Wynter Pitts is a first-grade teacher at Citizens Academy Southeast, a Title I school in Cleveland with a 97 percent Black student enrollment.

While I was in the hallway getting ready for a morning meeting, I saw a student of mine going to the wrong line. I immediately called out to him and asked if he thought that line was going to our classroom. He laughed, showing his cute dimples. As he walked to the correct line, I told him that he’s a Pitts — because when he enters the school building his last name changes to mine for eight hours until he enters his mom’s car.

When my students enter my classroom, I want them to know that they are valuable to me and to each other. I aspire for them to experience a sense of belonging to a supportive team, caring family, and vibrant community. I believe their backgrounds will not create barriers, but rather strengthen their resilience so that they can function at their highest academic abilities.

I’m aware that there are a number of external factors working against Black boys and girls. However, my students deserve the very best from me to ensure that they defy all of the odds. Hence, I teach to make a difference in the lives of children who are disadvantaged. I firmly believe Cleveland has the vital resources and community leaders to execute a meaningful change in the lives of children I serve. I am committed to the cause of creating an educational experience that seeks to nurture and build upon the strengths of our most vulnerable children and their families.

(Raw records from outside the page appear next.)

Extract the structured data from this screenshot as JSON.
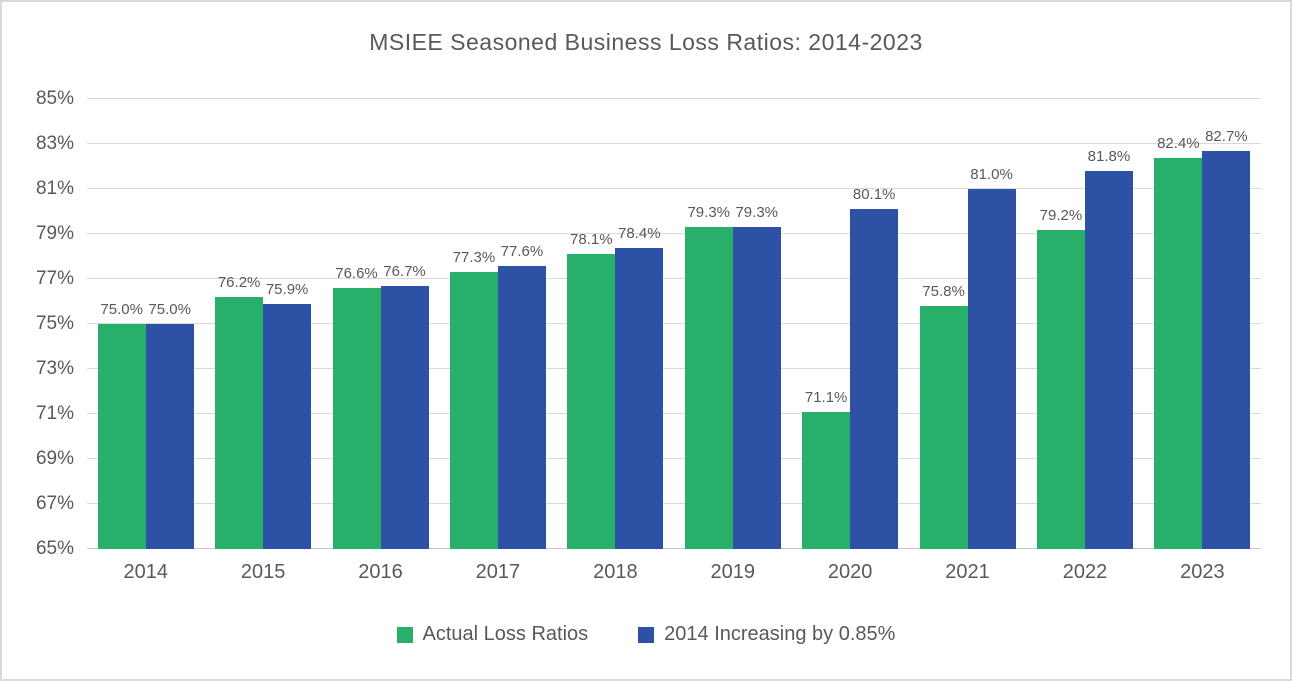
{
  "chart_data": {
    "type": "bar",
    "title": "MSIEE Seasoned Business Loss Ratios: 2014-2023",
    "categories": [
      "2014",
      "2015",
      "2016",
      "2017",
      "2018",
      "2019",
      "2020",
      "2021",
      "2022",
      "2023"
    ],
    "series": [
      {
        "name": "Actual Loss Ratios",
        "color": "#28af69",
        "values": [
          75.0,
          76.2,
          76.6,
          77.3,
          78.1,
          79.3,
          71.1,
          75.8,
          79.2,
          82.4
        ],
        "labels": [
          "75.0%",
          "76.2%",
          "76.6%",
          "77.3%",
          "78.1%",
          "79.3%",
          "71.1%",
          "75.8%",
          "79.2%",
          "82.4%"
        ]
      },
      {
        "name": "2014 Increasing by 0.85%",
        "color": "#2d52a5",
        "values": [
          75.0,
          75.9,
          76.7,
          77.6,
          78.4,
          79.3,
          80.1,
          81.0,
          81.8,
          82.7
        ],
        "labels": [
          "75.0%",
          "75.9%",
          "76.7%",
          "77.6%",
          "78.4%",
          "79.3%",
          "80.1%",
          "81.0%",
          "81.8%",
          "82.7%"
        ]
      }
    ],
    "ylim": [
      65,
      85
    ],
    "yticks": [
      65,
      67,
      69,
      71,
      73,
      75,
      77,
      79,
      81,
      83,
      85
    ],
    "ytick_labels": [
      "65%",
      "67%",
      "69%",
      "71%",
      "73%",
      "75%",
      "77%",
      "79%",
      "81%",
      "83%",
      "85%"
    ],
    "grid": true,
    "legend_position": "bottom"
  }
}
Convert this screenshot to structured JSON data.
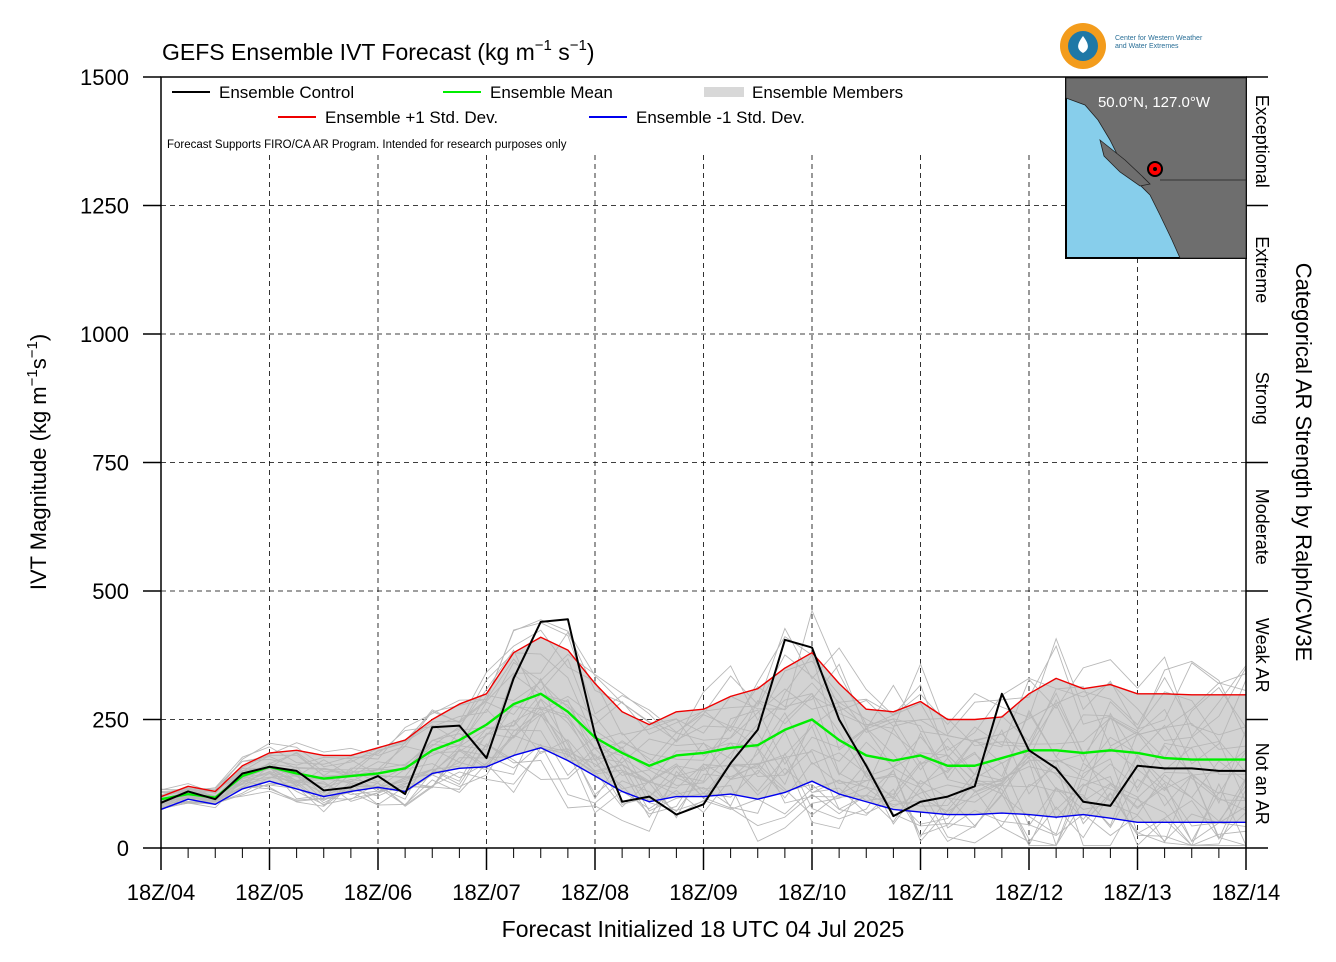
{
  "title": "GEFS Ensemble IVT Forecast (kg m",
  "title_sup1": "−1",
  "title_mid": " s",
  "title_sup2": "−1",
  "title_end": ")",
  "logo": {
    "line1": "Center for Western Weather",
    "line2": "and Water Extremes"
  },
  "inset": {
    "location": "50.0°N, 127.0°W"
  },
  "footnote": "Forecast Supports FIRO/CA AR Program. Intended for research purposes only",
  "right_axis_title": "Categorical AR Strength by Ralph/CW3E",
  "categories": [
    "Not an AR",
    "Weak AR",
    "Moderate",
    "Strong",
    "Extreme",
    "Exceptional"
  ],
  "colors": {
    "control": "#000000",
    "mean": "#00ee00",
    "plus": "#ee0000",
    "minus": "#0000ee",
    "members": "#b8b8b8",
    "spread": "#d3d3d3"
  },
  "chart_data": {
    "type": "line",
    "title": "GEFS Ensemble IVT Forecast (kg m−1 s−1)",
    "xlabel": "Forecast Initialized 18 UTC 04 Jul 2025",
    "ylabel": "IVT Magnitude (kg m−1s−1)",
    "ylim": [
      0,
      1500
    ],
    "yticks": [
      0,
      250,
      500,
      750,
      1000,
      1250,
      1500
    ],
    "xlim": [
      0,
      240
    ],
    "xtick_labels": [
      "18Z/04",
      "18Z/05",
      "18Z/06",
      "18Z/07",
      "18Z/08",
      "18Z/09",
      "18Z/10",
      "18Z/11",
      "18Z/12",
      "18Z/13",
      "18Z/14"
    ],
    "x_hours": [
      0,
      6,
      12,
      18,
      24,
      30,
      36,
      42,
      48,
      54,
      60,
      66,
      72,
      78,
      84,
      90,
      96,
      102,
      108,
      114,
      120,
      126,
      132,
      138,
      144,
      150,
      156,
      162,
      168,
      174,
      180,
      186,
      192,
      198,
      204,
      210,
      216,
      222,
      228,
      234,
      240
    ],
    "grid": true,
    "legend_position": "top-left",
    "series": [
      {
        "name": "Ensemble Control",
        "values": [
          88,
          110,
          95,
          145,
          158,
          150,
          112,
          118,
          140,
          105,
          235,
          238,
          175,
          330,
          440,
          445,
          220,
          90,
          100,
          65,
          85,
          165,
          230,
          405,
          390,
          250,
          160,
          62,
          90,
          100,
          120,
          300,
          190,
          155,
          90,
          82,
          160,
          155,
          155,
          150,
          150
        ]
      },
      {
        "name": "Ensemble Mean",
        "values": [
          95,
          105,
          98,
          140,
          158,
          145,
          135,
          140,
          145,
          155,
          190,
          210,
          240,
          280,
          300,
          265,
          215,
          185,
          160,
          180,
          185,
          195,
          200,
          230,
          250,
          210,
          180,
          170,
          180,
          160,
          160,
          175,
          190,
          190,
          185,
          190,
          185,
          175,
          172,
          172,
          172
        ]
      },
      {
        "name": "Ensemble +1 Std. Dev.",
        "values": [
          100,
          120,
          110,
          160,
          185,
          190,
          180,
          180,
          195,
          210,
          250,
          280,
          300,
          380,
          410,
          385,
          320,
          265,
          240,
          265,
          270,
          295,
          310,
          350,
          380,
          320,
          270,
          265,
          285,
          250,
          250,
          255,
          300,
          330,
          310,
          318,
          300,
          300,
          298,
          298,
          298
        ]
      },
      {
        "name": "Ensemble -1 Std. Dev.",
        "values": [
          75,
          95,
          85,
          115,
          130,
          115,
          100,
          110,
          118,
          110,
          145,
          155,
          158,
          180,
          195,
          170,
          140,
          110,
          90,
          100,
          100,
          105,
          95,
          108,
          130,
          105,
          90,
          75,
          70,
          65,
          65,
          68,
          65,
          60,
          65,
          58,
          50,
          50,
          50,
          50,
          50
        ]
      },
      {
        "name": "Ensemble Members",
        "values": []
      }
    ]
  }
}
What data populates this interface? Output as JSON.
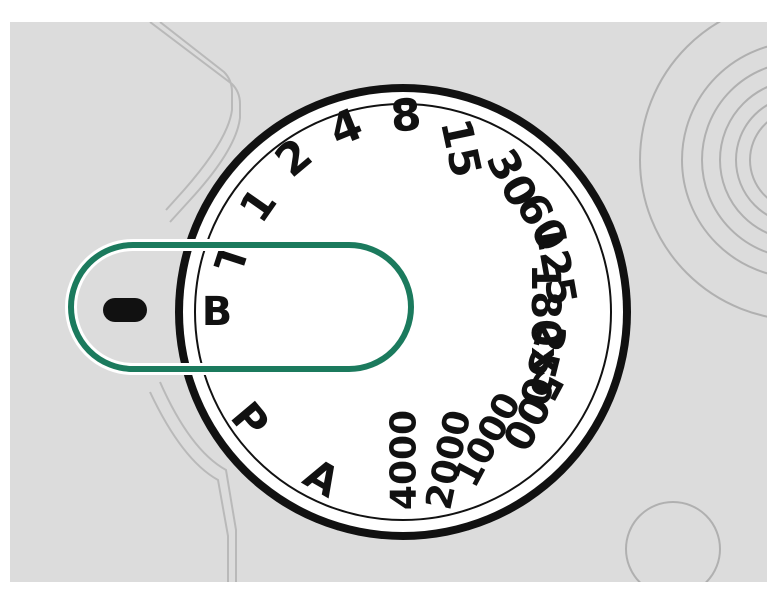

This post is a part of an ongoing series, called “Why I Teach Where I Teach,” which asks educators in high-need schools to share what has attracted (and kept) them in the challenging environments they’re in. They share important stories and experiences that should remind us all of the power of strong school leadership, a network of supportive colleagues, and the genuine opportunity to have a say in schoolwide decisions. Listen up! They’re teaching us.